With respect to hospitalization rates, in the Olmsted County Study, 24% of patients with HF-PEF were never hospitalized, 51% hospitalized once, and 25% hospitalized more than twice over a 5-year period.³⁸ Patients with systolic HF had significantly more hospitalizations (41% once and 49% more than twice over the same 5-year period). In hospital cohort studies, the reported rates of rehospitalization are similar between those with low and preserved EF. In the aforementioned Canadian EFFECT Study, there was no significant difference in either 30-day (4.5% v 4.9% for HF-PEF and systolic HF respectively, P = 0.66) or 1-year readmission rates (13.5% v 16.1% for HF-PEF and systolic HF respectively, P = 0.09) in patients who survived the index HF admission.³⁹

Similarly, in the EuroHeart Failure Survey, rates of early (within 12 weeks) readmission were almost identical (and impressively high) between both groups (22% and 21% for HF-PEF and systolic HF respectively, P = 0.47), indicating that, regardless of LV EF, approximately one in five patients may experience an early (and costly) readmission to hospital.²⁵

In terms of mortality, in the Framingham Study, patients with systolic HF had an annual mortality rate of 18.9% compared to 4.1% in age-and sex-matched controls with HF-PEF (over 6.2 years follow-up).⁴⁰ Median survival was 4.3 years in those with systolic HF and 7.1 years in those with HF-PEF. A contemporary insight into comparative prognosis comes from the Candesartan in Heart Failure Reduction in Mortality (CHARM) Study which enrolled 7601 patients with symptomatic HF (over 25% of whom had preserved LVEF). The CHARM investigators related baseline LVEF to outcome in 7599 patients with symptomatic HF (of whom 55% were receiving a beta-blocker) randomized to receive candesartan or placebo.⁴¹ Over a median follow-up of 38 months, the hazard ratio (HR) for all-cause mortality increased by 39% for every 10% reduction in LVEF below 45% (HR 1.39; 95% confidence interval (CI) 1.32–1.46).

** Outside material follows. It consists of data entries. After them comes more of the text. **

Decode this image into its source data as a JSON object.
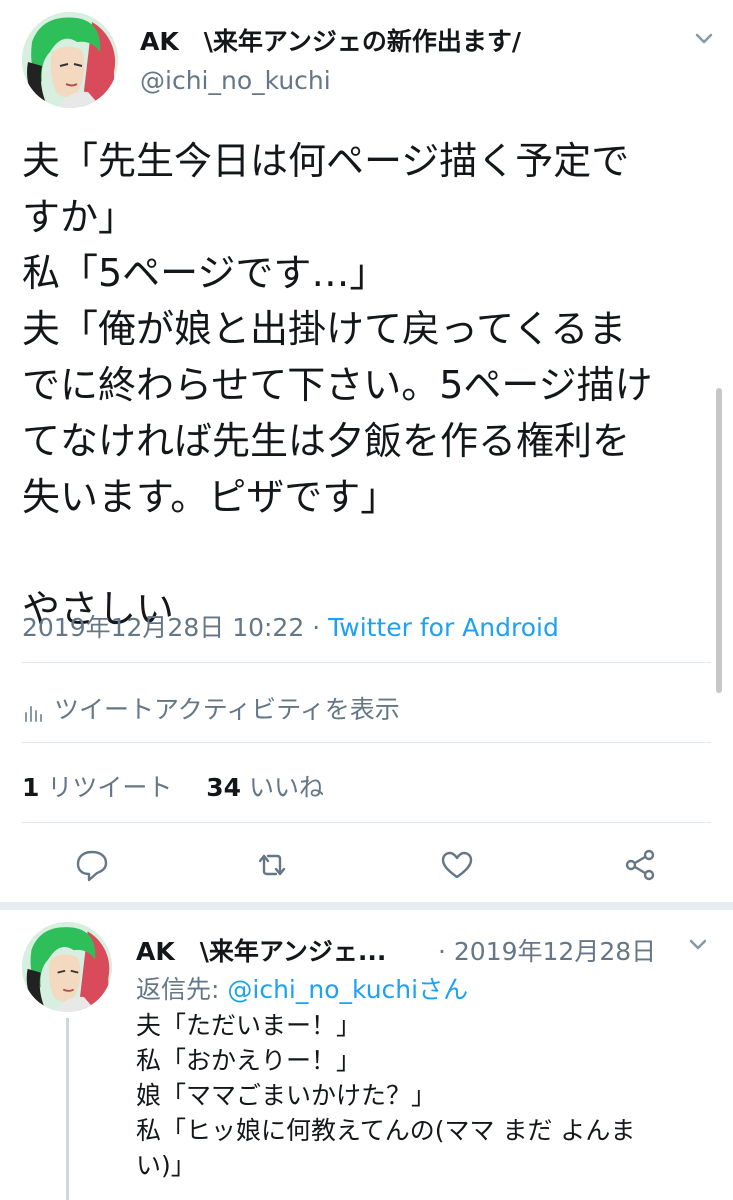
{
  "tweet": {
    "display_name": "AK　\\来年アンジェの新作出ます/",
    "handle": "@ichi_no_kuchi",
    "body_lines": [
      "夫「先生今日は何ページ描く予定で",
      "すか」",
      "私「5ページです…」",
      "夫「俺が娘と出掛けて戻ってくるま",
      "でに終わらせて下さい。5ページ描け",
      "てなければ先生は夕飯を作る権利を",
      "失います。ピザです」",
      "",
      "やさしい"
    ],
    "timestamp": "2019年12月28日 10:22",
    "separator": "·",
    "client": "Twitter for Android",
    "activity_label": "ツイートアクティビティを表示",
    "retweets": {
      "count": "1",
      "label": "リツイート"
    },
    "likes": {
      "count": "34",
      "label": "いいね"
    }
  },
  "reply": {
    "display_name": "AK　\\来年アンジェ...",
    "date": "· 2019年12月28日",
    "reply_to_prefix": "返信先: ",
    "reply_to_handle": "@ichi_no_kuchi",
    "reply_to_suffix": "さん",
    "body_lines": [
      "夫「ただいまー！」",
      "私「おかえりー！」",
      "娘「ママごまいかけた？」",
      "私「ヒッ娘に何教えてんの(ママ まだ よんま",
      "い)」"
    ]
  },
  "icons": [
    "chevron-down-icon",
    "bar-chart-icon",
    "reply-icon",
    "retweet-icon",
    "like-icon",
    "share-icon"
  ],
  "colors": {
    "link": "#1da1f2",
    "secondary": "#657786",
    "divider": "#e1e8ed",
    "text": "#14171a"
  }
}
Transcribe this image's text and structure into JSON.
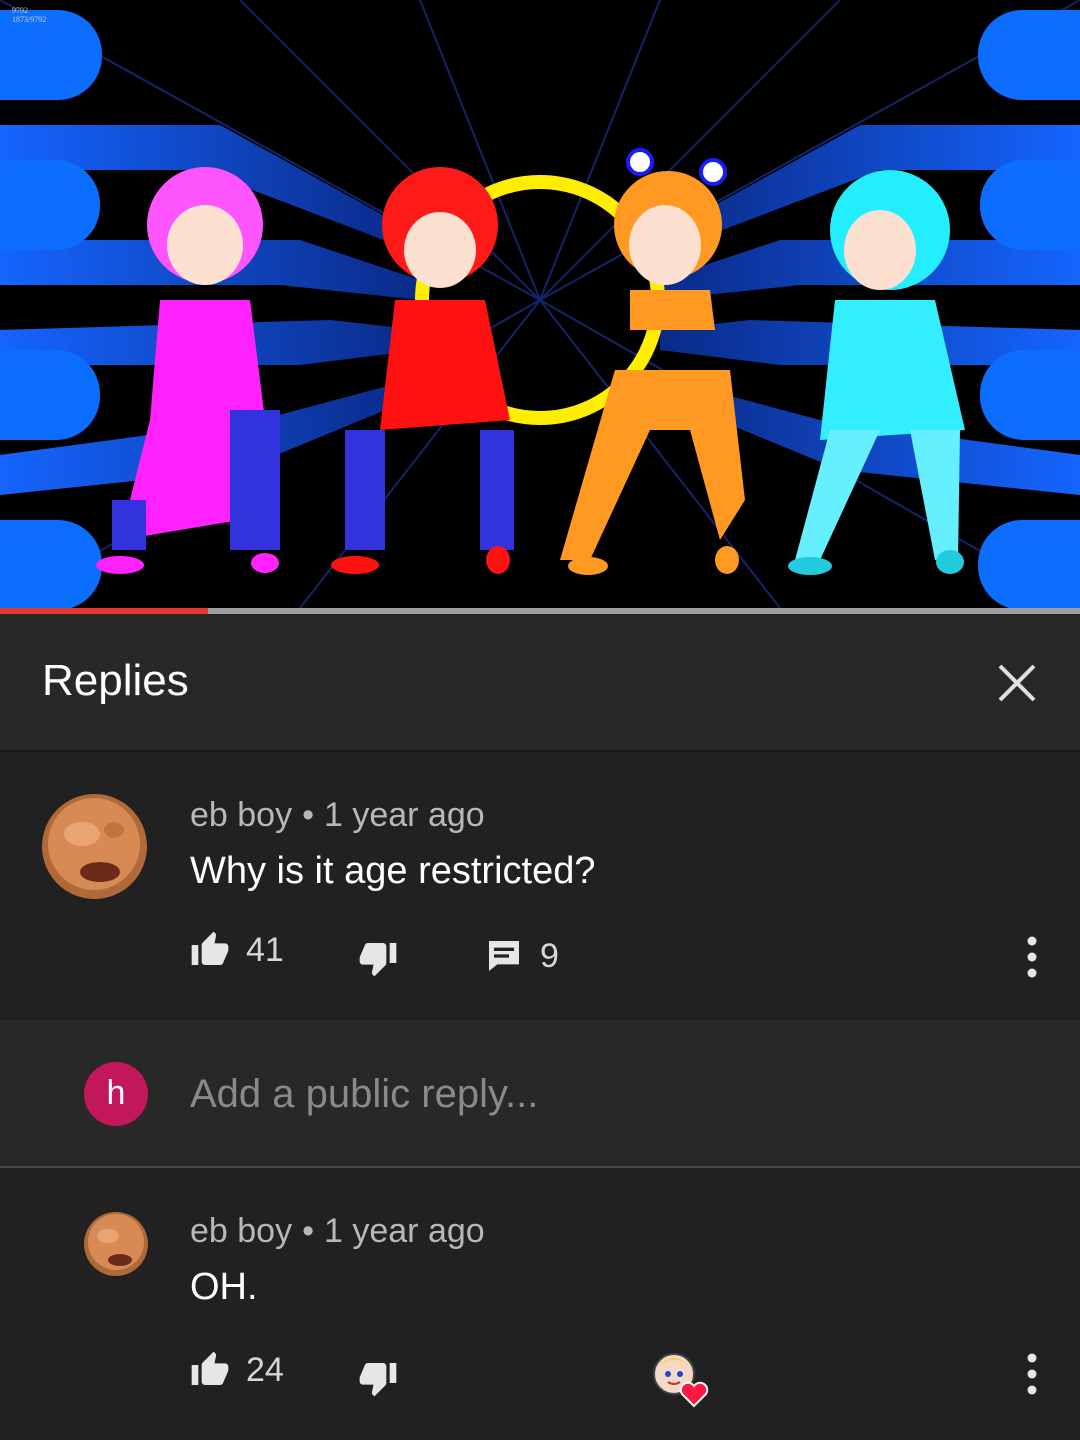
{
  "video": {
    "corner_text_line1": "9792",
    "corner_text_line2": "1873/9792",
    "progress_fraction": 0.193,
    "progress_color": "#e53935"
  },
  "replies_panel": {
    "title": "Replies",
    "close_icon": "close-icon"
  },
  "parent_comment": {
    "author": "eb boy",
    "separator": "•",
    "time": "1 year ago",
    "text": "Why is it age restricted?",
    "likes": "41",
    "replies": "9",
    "icons": [
      "thumb-up-icon",
      "thumb-down-icon",
      "comment-icon",
      "more-vert-icon"
    ]
  },
  "reply_input": {
    "avatar_letter": "h",
    "avatar_color": "#c2185b",
    "placeholder": "Add a public reply..."
  },
  "reply": {
    "author": "eb boy",
    "separator": "•",
    "time": "1 year ago",
    "text": "OH.",
    "likes": "24",
    "icons": [
      "thumb-up-icon",
      "thumb-down-icon",
      "creator-heart-icon",
      "more-vert-icon"
    ]
  }
}
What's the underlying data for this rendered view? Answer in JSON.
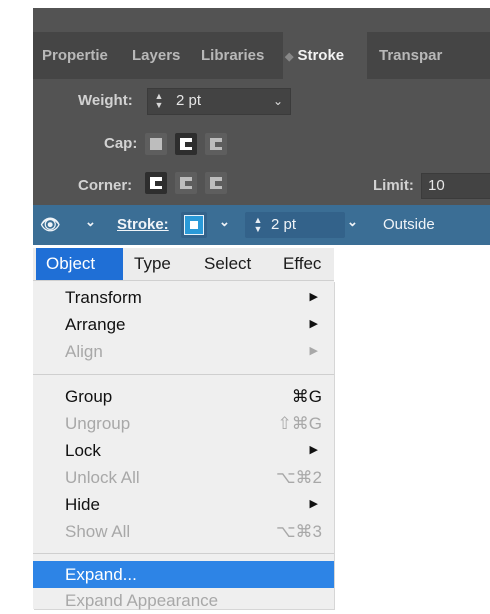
{
  "stroke_panel": {
    "tabs": [
      "Propertie",
      "Layers",
      "Libraries",
      "Stroke",
      "Transpar"
    ],
    "weight_label": "Weight:",
    "weight_value": "2 pt",
    "cap_label": "Cap:",
    "corner_label": "Corner:",
    "limit_label": "Limit:",
    "limit_value": "10"
  },
  "control_bar": {
    "stroke_label": "Stroke:",
    "weight_value": "2 pt",
    "align_value": "Outside"
  },
  "menubar": {
    "items": [
      "Object",
      "Type",
      "Select",
      "Effec"
    ]
  },
  "object_menu": {
    "transform": "Transform",
    "arrange": "Arrange",
    "align": "Align",
    "group": "Group",
    "group_sc": "⌘G",
    "ungroup": "Ungroup",
    "ungroup_sc": "⇧⌘G",
    "lock": "Lock",
    "unlock_all": "Unlock All",
    "unlock_all_sc": "⌥⌘2",
    "hide": "Hide",
    "show_all": "Show All",
    "show_all_sc": "⌥⌘3",
    "expand": "Expand...",
    "expand_appearance": "Expand Appearance"
  },
  "colors": {
    "panel_bg": "#535353",
    "control_bar": "#3b6e95",
    "menu_highlight": "#2d84e6"
  }
}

In contrast to the aforementioned population-based and clinical trial data, two contemporary hospital-based cohort studies suggest that there is little difference in outcome between these patient groups. In the Canadian EFFECT Study, both 30-day (7.1% v 5.3%, P = 0.08) and 1-year mortality (25.5% v 22.2%, P = 0.07) rates were broadly similar between systolic HF and HF-PEF respectively.³⁹ Similarly, 5-year survival rates were only marginally better in those with HF-PEF in the Olmsted County Study (HR 0.96, 95% CI 0.93 –1.00, P = 0.03).²³ It is difficult to accurately explain the differences between these data and those observed in the CHARM population which may suggest the need for care in extrapolating clinical course from trials to the general population.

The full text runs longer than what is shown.